Opinion
653284/11 5914 8137
01-17-2019
Cleary Gottlieb Steen & Hamilton LLP, New York (Roger A. Cooper of counsel), for appellant. Quinn Emanuel Urquhart & Sullivan LLP, New York (Andrew J. Rossman of counsel), for respondent. Patterson Belknap Webb & Tyler LLP, New York (Erik Haas of counsel), for amicus curiae.
Cleary Gottlieb Steen & Hamilton LLP, New York (Roger A. Cooper of counsel), for appellant.
Quinn Emanuel Urquhart & Sullivan LLP, New York (Andrew J. Rossman of counsel), for respondent.
Patterson Belknap Webb & Tyler LLP, New York (Erik Haas of counsel), for amicus curiae.
Order, Supreme Court, New York County (Marcy S. Friedman, J.), entered July 31, 2018, which, to the extent appealed from, denied defendant's motion for summary judgment dismissing the second cause of action in its entirety, unanimously affirmed, with costs.
Despite the discretion afforded to defendant under the parties' agreements to calculate its loss after the agreements had been terminated, plaintiff raised an issue of fact as to whether defendant's loss calculation was reasonable and in good faith as required by the agreements.
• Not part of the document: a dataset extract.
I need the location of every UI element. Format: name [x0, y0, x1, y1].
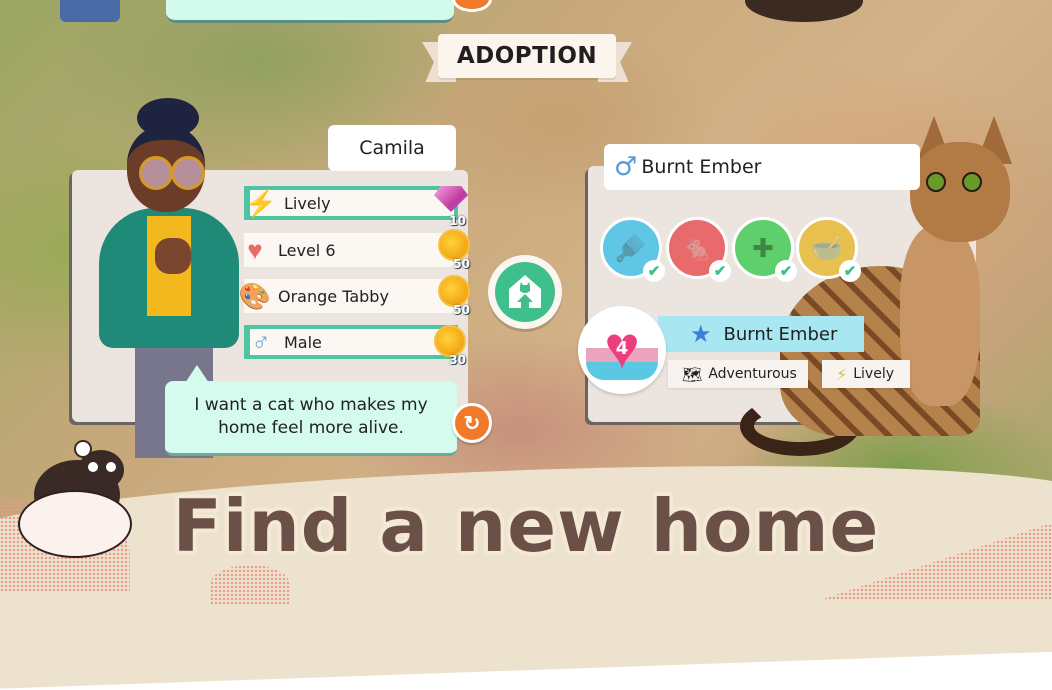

The court properly considered plaintiff's evidence, including expert reports, in support of its claim that defendant's calculations were not reasonable under the circumstances (see Hoag v Chancellor, Inc. , 246 AD2d 224, 230-231 [1st Dept 1998]).
We have considered defendant's remaining arguments and find them unavailing.
M-5914 — Lehman Brothers International (Europe) (in administration) v AG Financial Products , Inc.
Motion for leave to file amicus curiae brief granted.
THIS CONSTITUTES THE DECISION AND ORDER OF THE SUPREME COURT, APPELLATE DIVISION, FIRST DEPARTMENT.